You should note that, on the older Tx, the 7th channel is hidden just to the right of the battery door. Use the upper hole, as shown in the next image. You will need to buy a gimbal tilt lever to use this channel. (Ebay, Amazon or I got mine 3D printed from Shapeways.)
I digress...
The point is (finally!)..You cannot EASILY manually control retracting legs using the Phantom 2's standard hardware. (Unless you buy this)
So, I made mine auto-retract using this super handy little HML350 board. As far as I know this little board uses a barometer to measure changes in air pressure. Once your Phantom is 2 meters off the ground this board will send a signal to retract the legs. Then on landing, around 1 - 1.5 meters from the ground the legs will move back into position so you can land safely without damaging your gimbal etc. (There are actually four height settings to choose from on this board).
Auto-retract is all well and good, but it's a hindrance if you are working at your drone and you have to raise it up in the air to get the legs to retract, then turn off the drone so they don't return to normal position. So, i also bought this small Dr Mad Thrust Smart Retract Controller. This connects between the HML350 and the retracts servos themselves. It has a small button on it which allows for manual cycling of the gear. It also has the option of soldering a small switch onto it, which you can then position in a convenient part of your Phantom.
Now, before we go any further..I have a 3D printer at my disposal, so I designed my own hinges for the legs. These hinges straddle the two mounting points of the legs and the retracts are mounted between them (see picture below).
You're thinking..why didn't he just buy that kit he mentioned!? Well, I didn't know about this kit when I ordered my retracts..Also, in reading reviews on those kits, most people say the landing gear becomes weak and can collapse on a rough landing. I wanted something strong, durable and I love designing!
I will make the design of these available on Shapeways. Shapeways uses powder printers as far as I'm aware. I printed my own from ABS plastic which is somewhat stronger than the powder version (In saying that there are a lot of different materials available from Shapeways, depending on how much you want to spend.)

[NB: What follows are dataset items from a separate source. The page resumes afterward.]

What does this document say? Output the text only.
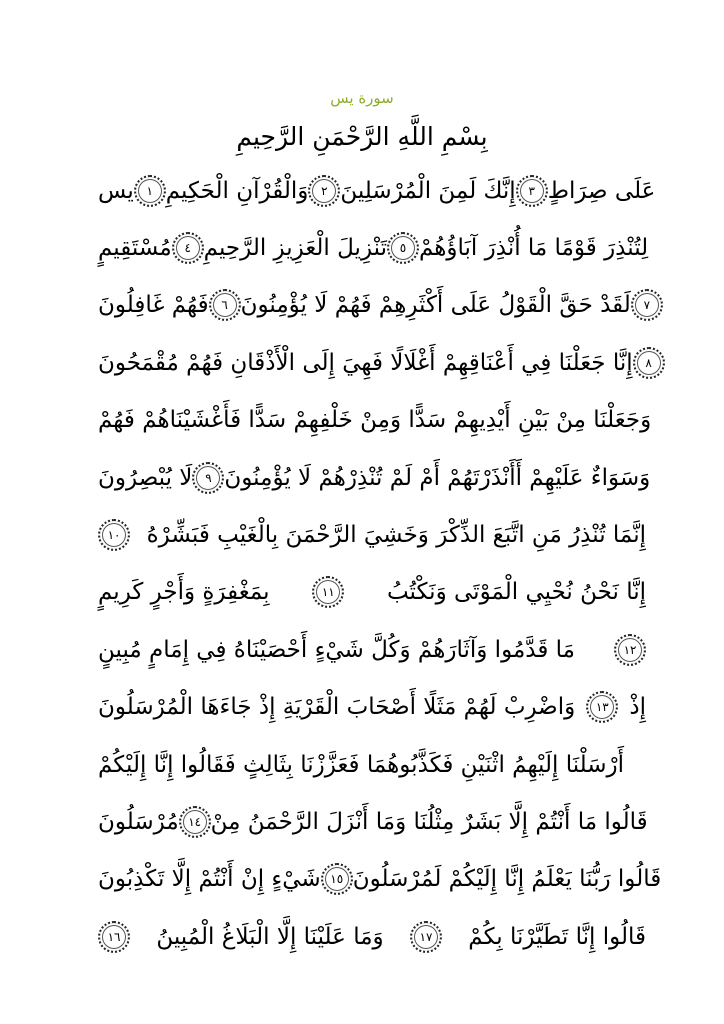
سورة يس
بِسْمِ اللَّهِ الرَّحْمَنِ الرَّحِيمِ
يس	١ وَالْقُرْآنِ الْحَكِيمِ	٢ إِنَّكَ لَمِنَ الْمُرْسَلِينَ	٣ عَلَى صِرَاطٍ
مُسْتَقِيمٍ	٤ تَنْزِيلَ الْعَزِيزِ الرَّحِيمِ	٥ لِتُنْذِرَ قَوْمًا مَا أُنْذِرَ آبَاؤُهُمْ
فَهُمْ غَافِلُونَ	٦ لَقَدْ حَقَّ الْقَوْلُ عَلَى أَكْثَرِهِمْ فَهُمْ لَا يُؤْمِنُونَ	٧
إِنَّا جَعَلْنَا فِي أَعْنَاقِهِمْ أَغْلَالًا فَهِيَ إِلَى الْأَذْقَانِ فَهُمْ مُقْمَحُونَ	٨
وَجَعَلْنَا مِنْ بَيْنِ أَيْدِيهِمْ سَدًّا وَمِنْ خَلْفِهِمْ سَدًّا فَأَغْشَيْنَاهُمْ فَهُمْ
لَا يُبْصِرُونَ	٩ وَسَوَاءٌ عَلَيْهِمْ أَأَنْذَرْتَهُمْ أَمْ لَمْ تُنْذِرْهُمْ لَا يُؤْمِنُونَ
١٠	إِنَّمَا تُنْذِرُ مَنِ اتَّبَعَ الذِّكْرَ وَخَشِيَ الرَّحْمَنَ بِالْغَيْبِ فَبَشِّرْهُ
بِمَغْفِرَةٍ وَأَجْرٍ كَرِيمٍ	١١	إِنَّا نَحْنُ نُحْيِي الْمَوْتَى وَنَكْتُبُ
مَا قَدَّمُوا وَآثَارَهُمْ وَكُلَّ شَيْءٍ أَحْصَيْنَاهُ فِي إِمَامٍ مُبِينٍ	١٢
وَاضْرِبْ لَهُمْ مَثَلًا أَصْحَابَ الْقَرْيَةِ إِذْ جَاءَهَا الْمُرْسَلُونَ	١٣ إِذْ
أَرْسَلْنَا إِلَيْهِمُ اثْنَيْنِ فَكَذَّبُوهُمَا فَعَزَّزْنَا بِثَالِثٍ فَقَالُوا إِنَّا إِلَيْكُمْ
مُرْسَلُونَ ١٤ قَالُوا مَا أَنْتُمْ إِلَّا بَشَرٌ مِثْلُنَا وَمَا أَنْزَلَ الرَّحْمَنُ مِنْ
شَيْءٍ إِنْ أَنْتُمْ إِلَّا تَكْذِبُونَ ١٥ قَالُوا رَبُّنَا يَعْلَمُ إِنَّا إِلَيْكُمْ لَمُرْسَلُونَ
١٦	وَمَا عَلَيْنَا إِلَّا الْبَلَاغُ الْمُبِينُ	١٧	قَالُوا إِنَّا تَطَيَّرْنَا بِكُمْ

You will have to make two metal part yourself for each hinge (or you could print it but it may be weak). If you look in the picture above, I have a 'M' shaped 3mm bar which transfers the torque from the retract to the hinges. This is fairly easily made (You could use a coat-hanger), but I will also put this as an option on Shapeways. Be warned, if printed this may not take the forces exerted on it and may fail. See below.
The wiring for this setup is fairly simple. I wouldn't be the best with a soldering iron, but you only need to solder two wires to the motherboard for power. I have drawn up a schematic for the wiring (below).

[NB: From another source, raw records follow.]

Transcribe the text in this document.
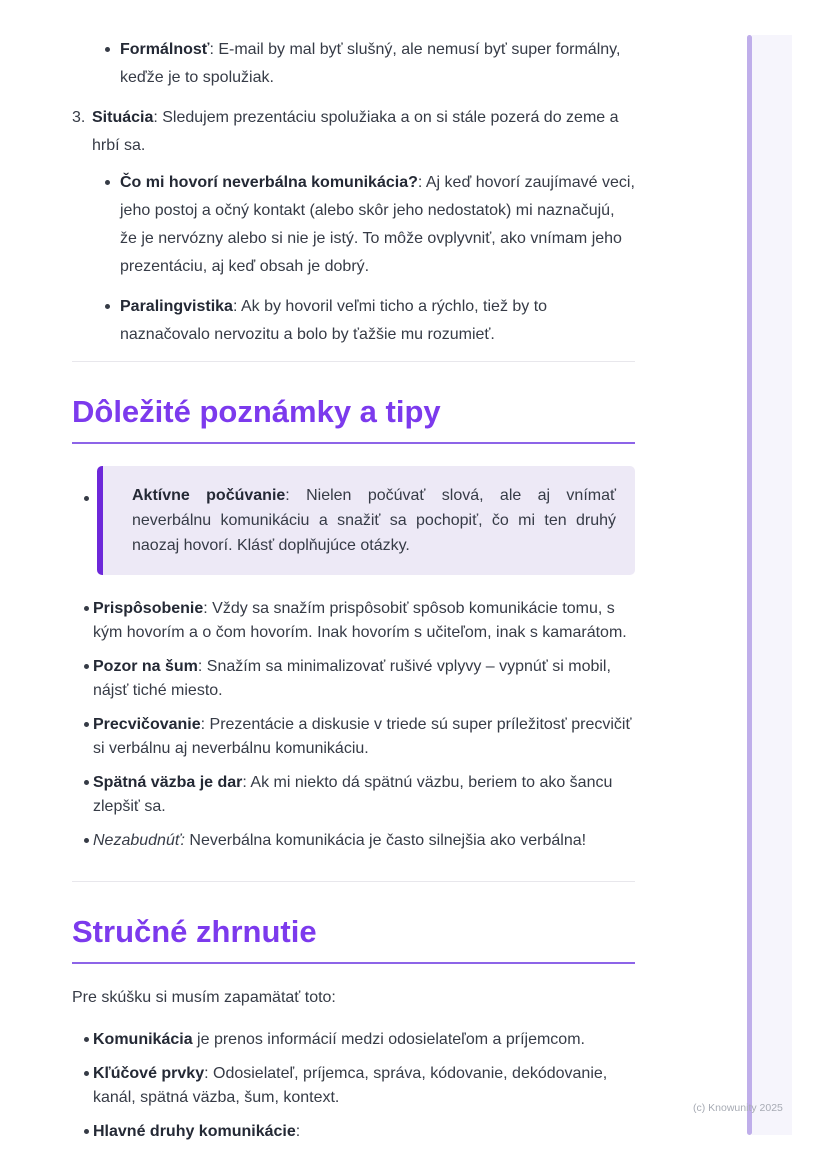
(c) Knowunity 2025
Formálnosť: E-mail by mal byť slušný, ale nemusí byť super formálny, keďže je to spolužiak.
3. Situácia: Sledujem prezentáciu spolužiaka a on si stále pozerá do zeme a hrbí sa.
Čo mi hovorí neverbálna komunikácia?: Aj keď hovorí zaujímavé veci, jeho postoj a očný kontakt (alebo skôr jeho nedostatok) mi naznačujú, že je nervózny alebo si nie je istý. To môže ovplyvniť, ako vnímam jeho prezentáciu, aj keď obsah je dobrý.
Paralingvistika: Ak by hovoril veľmi ticho a rýchlo, tiež by to naznačovalo nervozitu a bolo by ťažšie mu rozumieť.
Dôležité poznámky a tipy
Aktívne počúvanie: Nielen počúvať slová, ale aj vnímať neverbálnu komunikáciu a snažiť sa pochopiť, čo mi ten druhý naozaj hovorí. Klásť doplňujúce otázky.
Prispôsobenie: Vždy sa snažím prispôsobiť spôsob komunikácie tomu, s kým hovorím a o čom hovorím. Inak hovorím s učiteľom, inak s kamarátom.
Pozor na šum: Snažím sa minimalizovať rušivé vplyvy – vypnúť si mobil, nájsť tiché miesto.
Precvičovanie: Prezentácie a diskusie v triede sú super príležitosť precvičiť si verbálnu aj neverbálnu komunikáciu.
Spätná väzba je dar: Ak mi niekto dá spätnú väzbu, beriem to ako šancu zlepšiť sa.
Nezabudnúť: Neverbálna komunikácia je často silnejšia ako verbálna!
Stručné zhrnutie

Pre skúšku si musím zapamätať toto:

Komunikácia je prenos informácií medzi odosielateľom a príjemcom.
Kľúčové prvky: Odosielateľ, príjemca, správa, kódovanie, dekódovanie, kanál, spätná väzba, šum, kontext.
Hlavné druhy komunikácie:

Always check on each board which pin is the signal output. This can be a squiggly symbol or a 'P' (pwm); this is where the orange wire should be connected. The red is your positive (+) and the brown is your ground.

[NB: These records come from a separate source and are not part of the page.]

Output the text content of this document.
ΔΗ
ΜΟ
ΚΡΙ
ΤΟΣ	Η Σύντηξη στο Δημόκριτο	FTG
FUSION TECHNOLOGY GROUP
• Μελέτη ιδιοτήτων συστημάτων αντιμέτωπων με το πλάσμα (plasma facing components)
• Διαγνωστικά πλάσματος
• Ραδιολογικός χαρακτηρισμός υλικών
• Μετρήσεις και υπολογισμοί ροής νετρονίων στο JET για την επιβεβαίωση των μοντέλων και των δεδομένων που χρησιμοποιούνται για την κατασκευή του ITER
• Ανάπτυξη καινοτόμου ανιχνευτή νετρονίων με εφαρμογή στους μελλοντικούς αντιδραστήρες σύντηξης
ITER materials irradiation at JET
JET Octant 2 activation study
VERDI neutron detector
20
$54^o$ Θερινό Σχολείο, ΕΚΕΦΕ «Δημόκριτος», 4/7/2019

I tested my assemblies on the bench before I opened my phantom.
And again when I fitted the assemblies to the Phantom.
After this I split the Phantom and I soldered in the HML 350, I then found a place to fit the Dr Mad Retract Controller. I took a fin out from the side of the Phantom and placed the board here so that I could access the button to manually cycle the gear. You could purchase a small click button and solder it to this board, this would eradicate the need to remove a fin and would probably result in a neater discrete button.
The final product works well the majority of the time. After this video I changed the height setting on the HML 350 as Phantom needed to be very low to the ground in order to drop the legs. Since adjusting this, the legs drop about 2 Metres or so above ground level.
I have carried out this work for my Phantom 2, but this setup, aside from the 3D printed hinges can be used for any drone once you give the HML 350 a power supply.
One thing to remember with these auto-retract legs is that the HML 350 will gauge pressure where/when you turn on the drone. If you plan on flying and landing this drone on, for example a hill, 2M above your take off point these legs will not deploy. You may be better to buy the kit mentioned at the start of this post. As for this setup, this suits me and I have never had any problems with it.
*This blog post is a record of work I carried out on my drone for my own benefit. I, the author, accept no responsibility for any issues or damage to property as a result of following the suggestions in this post.*
I digress...
The point is (finally!)..You cannot EASILY manually control retracting legs using the Phantom 2's standard hardware. (Unless you buy this)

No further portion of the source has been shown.